I sympathize with my colleague on this issue, but I do not think she has found the correct solution to the problem. In short, the bill before us proposes to amend the Railway Safety Act to give the minister of transport the power to order a company to construct a railway crossing and to authorize the payment of subsidies in that regard. The bill is designed to address a particular problem in Montreal.
I find this to be typical of my NDP colleagues' approach to legislation. The solution is always more and more government intervention and bigger and bigger government. With these issues that should be resolved locally, they always seem to take a national hammer to them to try to repair them that way. I think that is what is happening here.

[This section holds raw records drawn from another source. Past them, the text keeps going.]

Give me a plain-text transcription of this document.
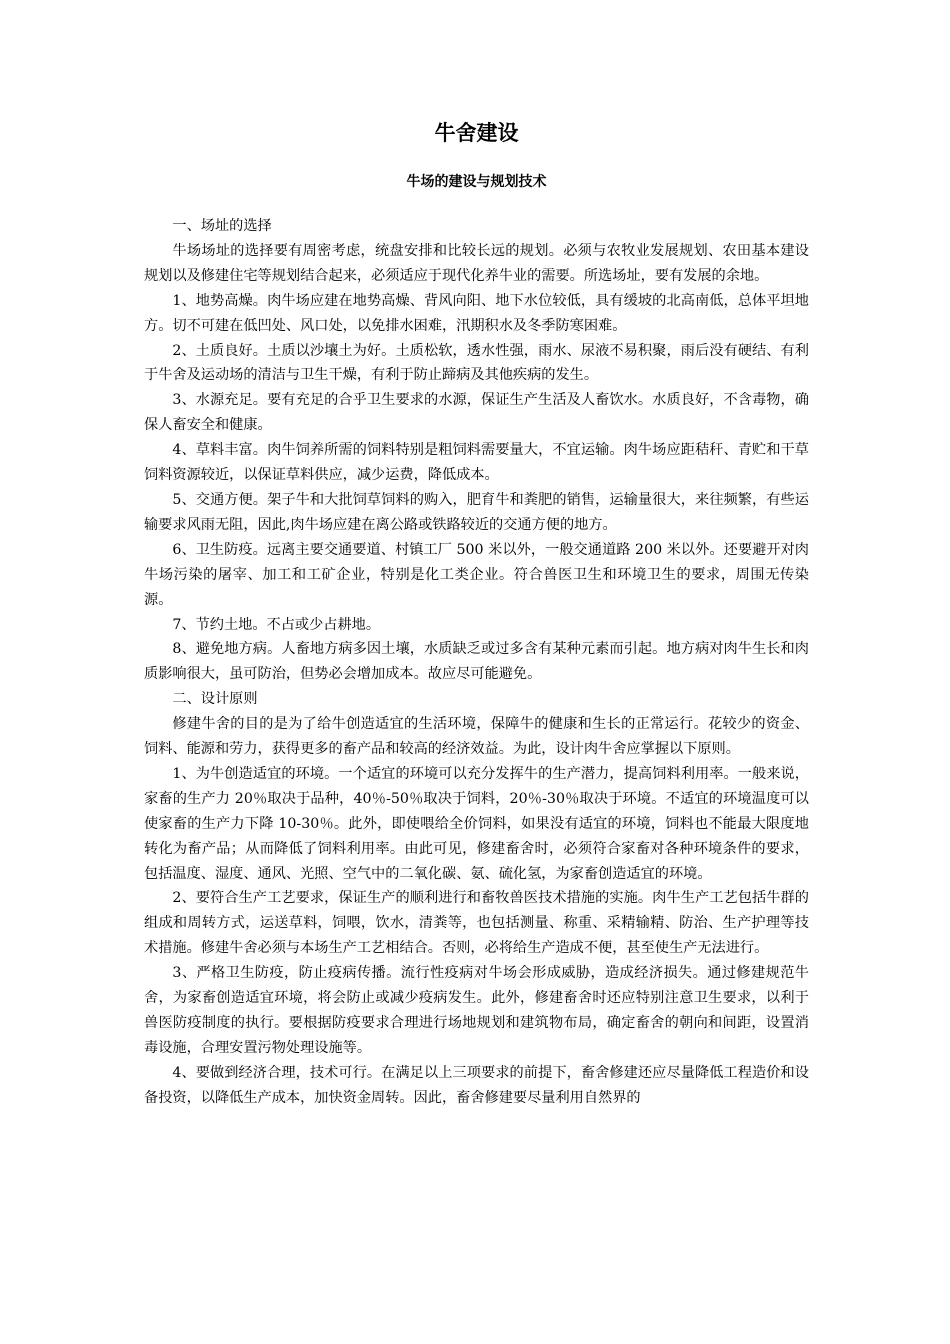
牛舍建设
牛场的建设与规划技术

一、场址的选择

牛场场址的选择要有周密考虑，统盘安排和比较长远的规划。必须与农牧业发展规划、农田基本建设规划以及修建住宅等规划结合起来，必须适应于现代化养牛业的需要。所选场址，要有发展的余地。

1、地势高燥。肉牛场应建在地势高燥、背风向阳、地下水位较低，具有缓坡的北高南低，总体平坦地方。切不可建在低凹处、风口处，以免排水困难，汛期积水及冬季防寒困难。

2、土质良好。土质以沙壤土为好。土质松软，透水性强，雨水、尿液不易积聚，雨后没有硬结、有利于牛舍及运动场的清洁与卫生干燥，有利于防止蹄病及其他疾病的发生。

3、水源充足。要有充足的合乎卫生要求的水源，保证生产生活及人畜饮水。水质良好，不含毒物，确保人畜安全和健康。

4、草料丰富。肉牛饲养所需的饲料特别是粗饲料需要量大，不宜运输。肉牛场应距秸秆、青贮和干草饲料资源较近，以保证草料供应，减少运费，降低成本。

5、交通方便。架子牛和大批饲草饲料的购入，肥育牛和粪肥的销售，运输量很大，来往频繁，有些运输要求风雨无阻，因此,肉牛场应建在离公路或铁路较近的交通方便的地方。

6、卫生防疫。远离主要交通要道、村镇工厂 500 米以外，一般交通道路 200 米以外。还要避开对肉牛场污染的屠宰、加工和工矿企业，特别是化工类企业。符合兽医卫生和环境卫生的要求，周围无传染源。

7、节约土地。不占或少占耕地。

8、避免地方病。人畜地方病多因土壤，水质缺乏或过多含有某种元素而引起。地方病对肉牛生长和肉质影响很大，虽可防治，但势必会增加成本。故应尽可能避免。

二、设计原则

修建牛舍的目的是为了给牛创造适宜的生活环境，保障牛的健康和生长的正常运行。花较少的资金、饲料、能源和劳力，获得更多的畜产品和较高的经济效益。为此，设计肉牛舍应掌握以下原则。

1、为牛创造适宜的环境。一个适宜的环境可以充分发挥牛的生产潜力，提高饲料利用率。一般来说，家畜的生产力 20％取决于品种，40％-50％取决于饲料，20％-30％取决于环境。不适宜的环境温度可以使家畜的生产力下降 10-30％。此外，即使喂给全价饲料，如果没有适宜的环境，饲料也不能最大限度地转化为畜产品；从而降低了饲料利用率。由此可见，修建畜舍时，必须符合家畜对各种环境条件的要求，包括温度、湿度、通风、光照、空气中的二氧化碳、氨、硫化氢，为家畜创造适宜的环境。

2、要符合生产工艺要求，保证生产的顺利进行和畜牧兽医技术措施的实施。肉牛生产工艺包括牛群的组成和周转方式，运送草料，饲喂，饮水，清粪等，也包括测量、称重、采精输精、防治、生产护理等技术措施。修建牛舍必须与本场生产工艺相结合。否则，必将给生产造成不便，甚至使生产无法进行。

3、严格卫生防疫，防止疫病传播。流行性疫病对牛场会形成威胁，造成经济损失。通过修建规范牛舍，为家畜创造适宜环境，将会防止或减少疫病发生。此外，修建畜舍时还应特别注意卫生要求，以利于兽医防疫制度的执行。要根据防疫要求合理进行场地规划和建筑物布局，确定畜舍的朝向和间距，设置消毒设施，合理安置污物处理设施等。

4、要做到经济合理，技术可行。在满足以上三项要求的前提下，畜舍修建还应尽量降低工程造价和设备投资，以降低生产成本，加快资金周转。因此，畜舍修建要尽量利用自然界的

For those of us who have lived under NDP governments, this is a very familiar picture for us. We believe the solution is not always more and more government involvement and government telling people what they need to do. Of course, in my province it has had a huge impact over the years. We find ourselves, after 50 years of the NDP running the province, with an economy one-third the size of that of our neighbouring province, and it is for that particular reason. Every solution was seen to be more and more government involvement until people left and businesses left and we did not have the economic development that we actually needed in our province. We ended up with, I think, up to 80 crown corporations in a population of less than a million, and nationalized industries, such as potash, which was just about destroyed before it was sold into private hands and then became a crown jewel in our provincial economy.